“Let’s worry about it when it happens. We want to worry about it and see what the scenarios are, but let’s not count on it as income until it becomes income,” said Shelestowsky, investment advisor at Meridian Credit Union. “Your parents need a lot of health care – you could be looking at $10,000 a month of healthcare needs. So all of a sudden you go from thinking, ‘I’m going to get $100,000, to I’m not going to get anything.’”
Taxation is a consistent problem for those inheriting, as a wealth transfer may shift an investor’s tax bracket.
“If you inherit money, that’s a good problem to have, but it’s still a problem, because now that is going to change your tax outlook,” he said. “Because if you inherit $1 million and you’re making five per cent on it, all sudden, your income is going up by $50,000 a year. So they have to look at it not only as getting the asset, but what does it do to their taxes, and is it going to create Old Age Security claw backs and things like that.”

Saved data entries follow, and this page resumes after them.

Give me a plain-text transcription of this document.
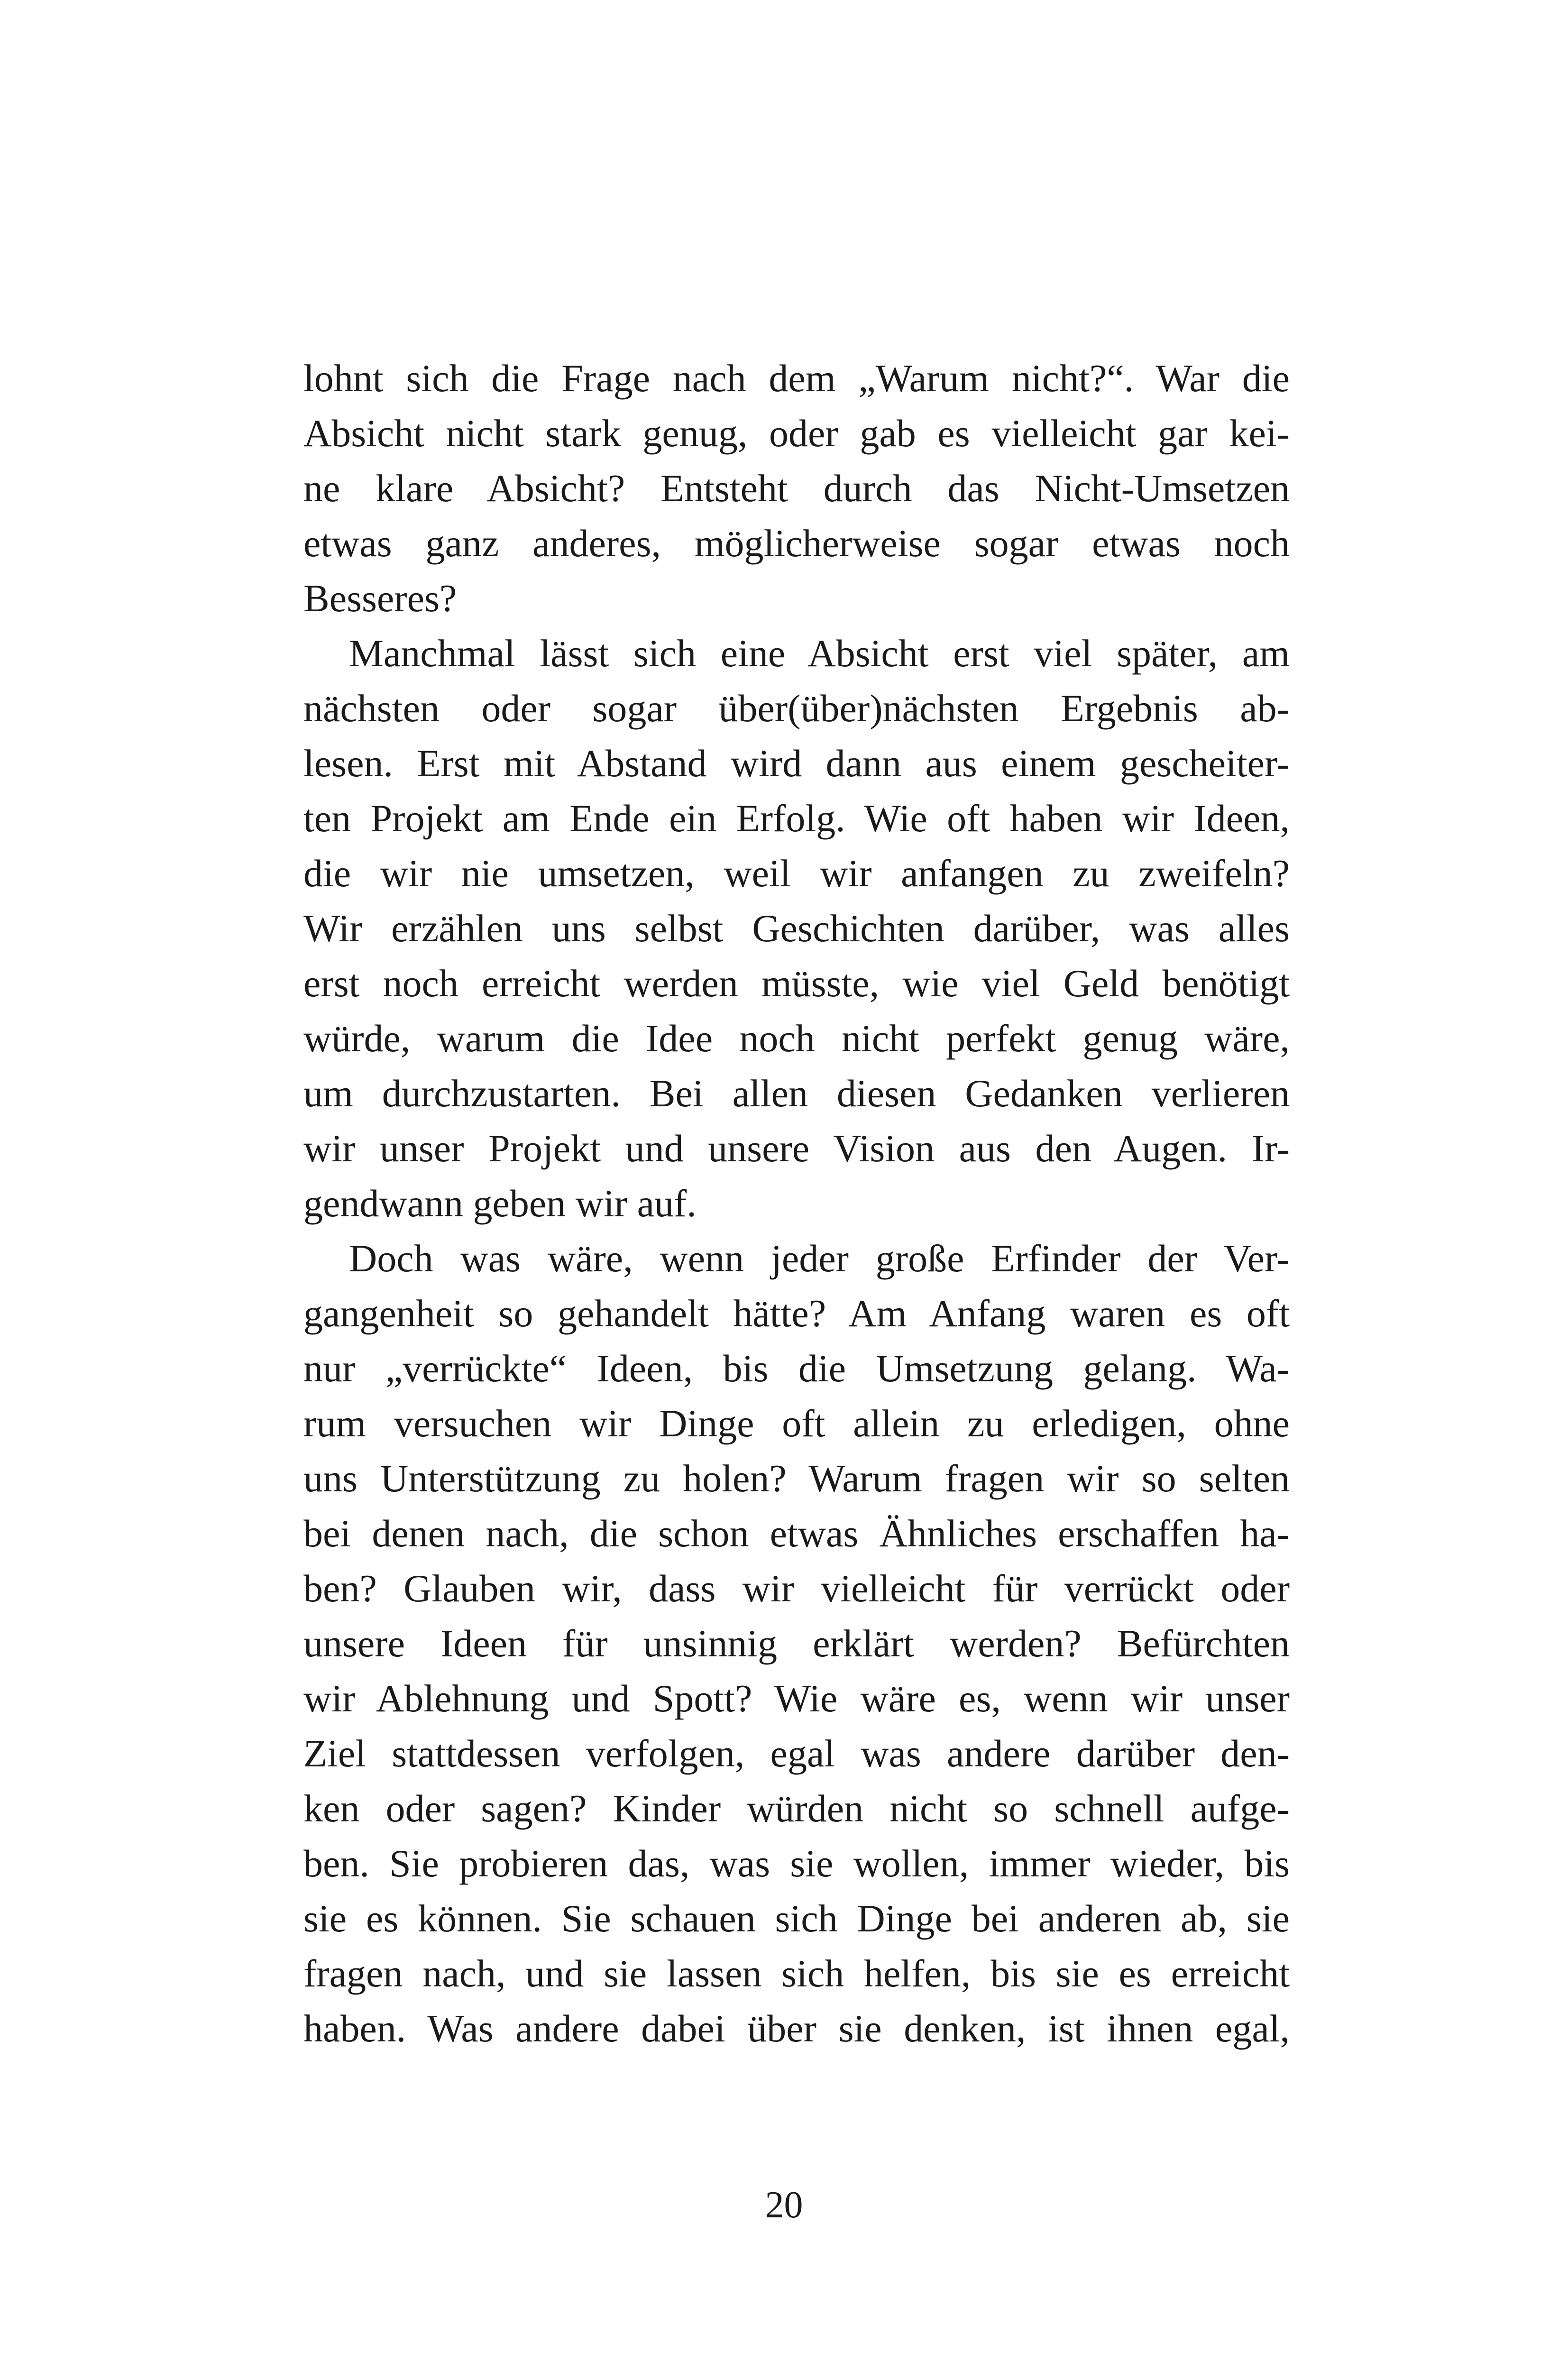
lohnt sich die Frage nach dem „Warum nicht?“. War die
Absicht nicht stark genug, oder gab es vielleicht gar kei-
ne klare Absicht? Entsteht durch das Nicht-Umsetzen
etwas ganz anderes, möglicherweise sogar etwas noch
Besseres?
Manchmal lässt sich eine Absicht erst viel später, am
nächsten oder sogar über(über)nächsten Ergebnis ab-
lesen. Erst mit Abstand wird dann aus einem gescheiter-
ten Projekt am Ende ein Erfolg. Wie oft haben wir Ideen,
die wir nie umsetzen, weil wir anfangen zu zweifeln?
Wir erzählen uns selbst Geschichten darüber, was alles
erst noch erreicht werden müsste, wie viel Geld benötigt
würde, warum die Idee noch nicht perfekt genug wäre,
um durchzustarten. Bei allen diesen Gedanken verlieren
wir unser Projekt und unsere Vision aus den Augen. Ir-
gendwann geben wir auf.
Doch was wäre, wenn jeder große Erfinder der Ver-
gangenheit so gehandelt hätte? Am Anfang waren es oft
nur „verrückte“ Ideen, bis die Umsetzung gelang. Wa-
rum versuchen wir Dinge oft allein zu erledigen, ohne
uns Unterstützung zu holen? Warum fragen wir so selten
bei denen nach, die schon etwas Ähnliches erschaffen ha-
ben? Glauben wir, dass wir vielleicht für verrückt oder
unsere Ideen für unsinnig erklärt werden? Befürchten
wir Ablehnung und Spott? Wie wäre es, wenn wir unser
Ziel stattdessen verfolgen, egal was andere darüber den-
ken oder sagen? Kinder würden nicht so schnell aufge-
ben. Sie probieren das, was sie wollen, immer wieder, bis
sie es können. Sie schauen sich Dinge bei anderen ab, sie
fragen nach, und sie lassen sich helfen, bis sie es erreicht
haben. Was andere dabei über sie denken, ist ihnen egal,
20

When advising older clients, Shelestowsky often encourages gifting rather than leaving all their inheritance in a will to avoid the tax headaches brought on by inheritance. However, he is still careful to guarantee that clients are being tactical when they decide to do so.
“I’m a big proponent of gifting while you’re still alive. I do that with a lot of my clients,” he said. “There’s no taxes on gift money for the giver or the receiver, but there could be taxes if we have to liquidate investments to create that gift. So we always have to be mindful of that.”